I’m gentle because he’s new to my bedroom, and I’m firm because he likes it that way, his body language and moans tell me I must be doing something right.
He crosses one of my boundaries of something I asked him to not cross.
He begged me to cross over into his boundaries, but once I did he quickly changed his mind.
He was supposed to leave 60 minutes ago.
He enjoyed it, but he didn’t enjoy it. Do I keep going? No.
We agreed early on where the lines were drawn.
He wanted me to continue, but he needed me to stop.
He was supposed to leave 90 minutes ago now.
The Lonely Clown tells me about his life, his dreams, his hopes, his ambitions, his life. His abusive father who wants to send him to another country for schooling.
He was supposed to leave 2 hours ago now.
We talk relationships of the past, goals for the future.
He tells me about a younger boy he is in love with, it could be an attempt to make me switch topics, it could be advice he seeks.
He was supposed to leave over 2 hours ago now.
I tell him the best life advice for him. Regardless of how it moves me out of the running - I'd rather have a happy boy in the distance than a boy who throws away all of his own dreams for me. Believe me, I'm not worth it in any way.
His cuddles were amazing and his kisses I could experience for every moment until I take final breath. I wished he could spend the night - and when he left my apartment it felt like he was going to be back. He made the impression that he would be back.
In the following day our conversation about relationships had him growing more distant, it could have been that I scared him off and never should have taken the discussion towards relationships and the future…in which case I could have had one of the cutest boys I’d ever been with cuddling with me more than just once.

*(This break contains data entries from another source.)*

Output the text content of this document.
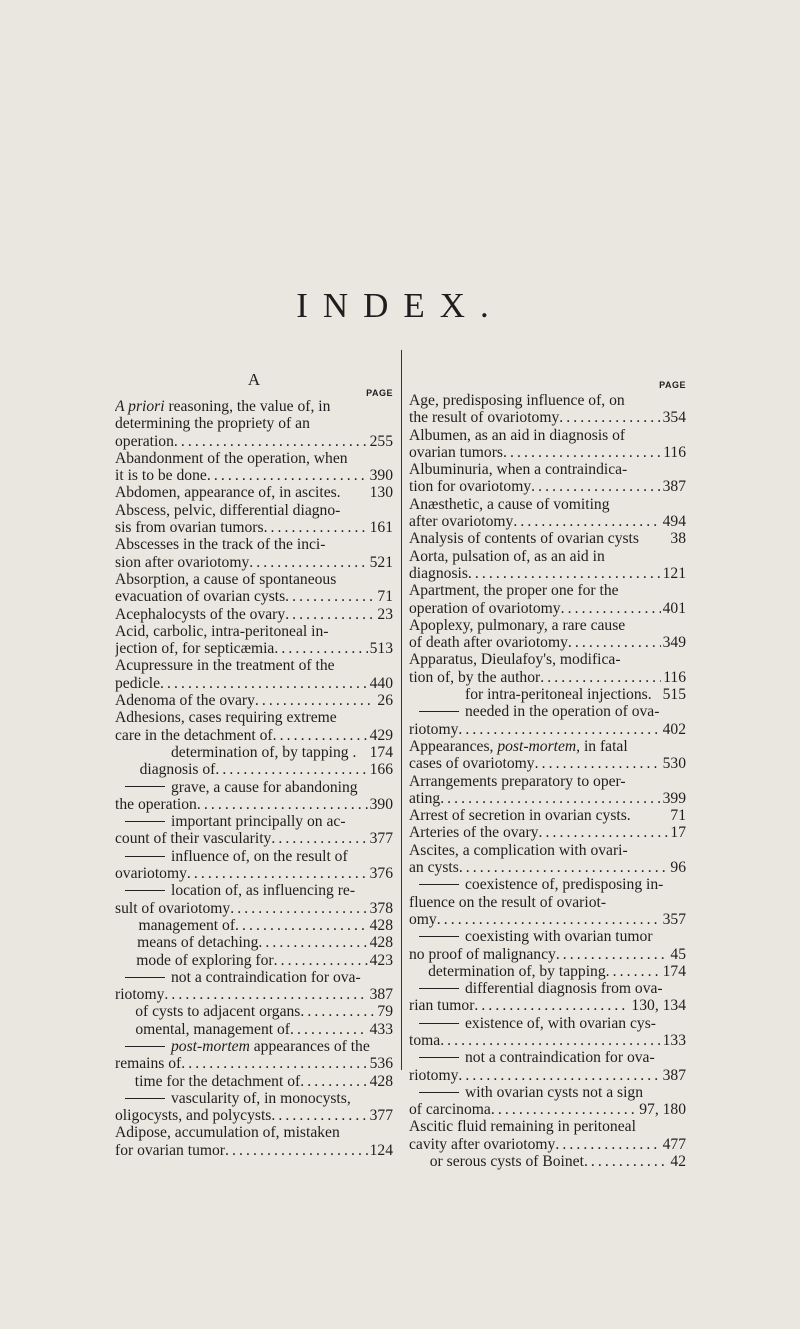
INDEX.
A
PAGE
A priori reasoning, the value of, in
determining the propriety of an
operation . . .	255
Abandonment of the operation, when
it is to be done . . .	390
Abdomen, appearance of, in ascites. 130
Abscess, pelvic, differential diagno-
sis from ovarian tumors . . .	161
Abscesses in the track of the inci-
sion after ovariotomy . . .	521
Absorption, a cause of spontaneous
evacuation of ovarian cysts . . .	71
Acephalocysts of the ovary . . .	23
Acid, carbolic, intra-peritoneal in-
jection of, for septicæmia . . .	513
Acupressure in the treatment of the
pedicle . . .	440
Adenoma of the ovary . . .	26
Adhesions, cases requiring extreme
care in the detachment of . . .	429
determination of, by tapping . 174
diagnosis of . . .	166
grave, a cause for abandoning
the operation . . .	390
important principally on ac-
count of their vascularity . . .	377
influence of, on the result of
ovariotomy . . .	376
location of, as influencing re-
sult of ovariotomy . . .	378
management of . . .	428
means of detaching . . .	428
mode of exploring for . . .	423
not a contraindication for ova-
riotomy . . .	387
of cysts to adjacent organs . . .	79
omental, management of . . .	433
post-mortem appearances of the
remains of . . .	536
time for the detachment of . . .	428
vascularity of, in monocysts,
oligocysts, and polycysts . . .	377
Adipose, accumulation of, mistaken
for ovarian tumor . . .	124
PAGE
Age, predisposing influence of, on
the result of ovariotomy . . .	354
Albumen, as an aid in diagnosis of
ovarian tumors . . .	116
Albuminuria, when a contraindica-
tion for ovariotomy . . .	387
Anæsthetic, a cause of vomiting
after ovariotomy . . .	494
Analysis of contents of ovarian cysts 38
Aorta, pulsation of, as an aid in
diagnosis . . .	121
Apartment, the proper one for the
operation of ovariotomy . . .	401
Apoplexy, pulmonary, a rare cause
of death after ovariotomy . . .	349
Apparatus, Dieulafoy's, modifica-
tion of, by the author . . .	116
for intra-peritoneal injections. 515
needed in the operation of ova-
riotomy . . .	402
Appearances, post-mortem, in fatal
cases of ovariotomy . . .	530
Arrangements preparatory to oper-
ating . . .	399
Arrest of secretion in ovarian cysts.	71
Arteries of the ovary . . .	17
Ascites, a complication with ovari-
an cysts . . .	96
coexistence of, predisposing in-
fluence on the result of ovariot-
omy . . .	357
coexisting with ovarian tumor
no proof of malignancy . . .	45
determination of, by tapping . . .	174
differential diagnosis from ova-
rian tumor . . .	130, 134
existence of, with ovarian cys-
toma . . .	133
not a contraindication for ova-
riotomy . . .	387
with ovarian cysts not a sign
of carcinoma . . .	97, 180
Ascitic fluid remaining in peritoneal
cavity after ovariotomy . . .	477
or serous cysts of Boinet . . .	42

Another day or so passes and I apologize again to the Lonely Clown, or reiterate my ability to just be a fuckbuddy or friend-with-benefits.
It’s truly sad, but Antonio then told me he asked another boy to be his boyfriend.
This was a boy we discussed when we were cuddling naked in my bed.
The boy was too young for him, and they weren’t ready to have a relationship.
I guess the timing of my entry into the beautify soul the Lonely Clown helped awaken him in a way that made him decide a relationship, with the one he wanted most, was a better path to go down rather than giving this fat, white, old, Stay-Puft Marshmallow Man a shot.
I don’t know if it was something I messed up with my words, or if I turned him off with my fatness.
I doubt he didn’t like my kisses, but I’m sure he hated how timid I was. I’m sure he wanted me to go way further than I did, but I don’t cross boundaries that were predefined. Even when I’m inebriated I do my best to follow all the rules, laws and boundaries.
I wished him a Merry Christmas.
He ignored me.
Why didn’t he just block me?
Why is he keeping me around at all?
Merry-Fucking-Christmas you Unlonely Sexy Lil Clown!